"This is what the wicked are like - always carefree, they increase in wealth. Surely in vain I have kept my heart pure; in vain hae I washed my hands in innocense."
Why does it seem that the wicked people prosper? One of the greatest spiritual questions that concerns many of us is why good people sometimes suffer, while so many bad people live life with ease. This question reaches its hand back to antiquity by a man named Asaph. He was one of King David's musicians, who wrote this psalm after struggling with the same concern.
Earlier in the psalm, Asaph tells us that he found himself envying the prosperity of those he identifies as "the wicked." He is looking at what appears to be the lack of fairness in the world, so he becomes discouraged about trying to live a righteous life.

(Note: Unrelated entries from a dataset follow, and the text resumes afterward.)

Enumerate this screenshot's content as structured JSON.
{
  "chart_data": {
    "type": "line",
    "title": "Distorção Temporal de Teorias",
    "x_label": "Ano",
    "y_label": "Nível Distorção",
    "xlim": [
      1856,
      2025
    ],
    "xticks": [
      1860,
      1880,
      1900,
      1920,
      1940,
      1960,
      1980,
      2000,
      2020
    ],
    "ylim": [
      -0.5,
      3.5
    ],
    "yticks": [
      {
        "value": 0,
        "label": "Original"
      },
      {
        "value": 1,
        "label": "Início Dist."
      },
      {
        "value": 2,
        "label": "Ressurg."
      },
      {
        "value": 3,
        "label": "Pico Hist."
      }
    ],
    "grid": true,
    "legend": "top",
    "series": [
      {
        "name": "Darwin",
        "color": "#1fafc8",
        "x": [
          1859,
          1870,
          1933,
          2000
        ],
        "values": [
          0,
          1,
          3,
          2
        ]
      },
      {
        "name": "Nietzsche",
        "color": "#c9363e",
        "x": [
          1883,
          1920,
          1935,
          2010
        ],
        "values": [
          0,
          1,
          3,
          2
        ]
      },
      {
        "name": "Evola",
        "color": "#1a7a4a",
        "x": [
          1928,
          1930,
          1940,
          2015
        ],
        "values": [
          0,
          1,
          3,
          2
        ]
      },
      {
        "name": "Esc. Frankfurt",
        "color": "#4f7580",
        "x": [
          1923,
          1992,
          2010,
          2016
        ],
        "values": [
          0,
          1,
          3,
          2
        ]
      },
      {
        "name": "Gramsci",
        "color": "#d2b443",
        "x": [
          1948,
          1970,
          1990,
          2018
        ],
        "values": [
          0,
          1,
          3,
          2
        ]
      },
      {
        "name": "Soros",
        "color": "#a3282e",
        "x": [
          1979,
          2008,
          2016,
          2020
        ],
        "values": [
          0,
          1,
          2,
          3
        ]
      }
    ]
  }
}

His prospective depicts those that do not follow God's guidance - "evil conceits their minds to know no limits." Furthermore he observes, "they are always carefree, and increase in wealth." Due to this, he reaches the conclusion that "surely in vain I have kept my heart pure." How many of us have felt the same way? We follow the right path until it hurts, and we see the very same wicked people in front of our own eyes harboring all the wealth!
But Asaph realizes he must get his head on straight once more. This type of delusion can lead us down an unruly path setting all types of stones to laden our journey. He steps back and looks at the "bigger" picture. He steps into church again. There, as he sits quietly contemplating, he is reminded of all the good things that he can't see in this visible world. He knows he is blessed with many who love him. He knows that God is always with him directing his path. He knows he gives him strength. He knows when his life is ended; God will take him directly into his presence. He knows that although he can count his riches quickly, he is blessed with happiness each day. As a result he understands, "In this life, I don't need anything more than to be with you, Lord!"
When we try to live in a way that is pleasing to God, it is not in vain. It may seem as though the "bad guys" get the best cut from life, but we do have a limited perspective. What we see on the outside may conflict with inner turmoil they experience on the inside. Like Asaph, we need to get ourselves to a place where we can get the right perspective. It can change disappointment to joy!
Dear Lord, help me to remember that living
in the way you guide us is never in vain.
Help me to have a better perspective on life. Thank you
for always being there whenever I need you. Amen.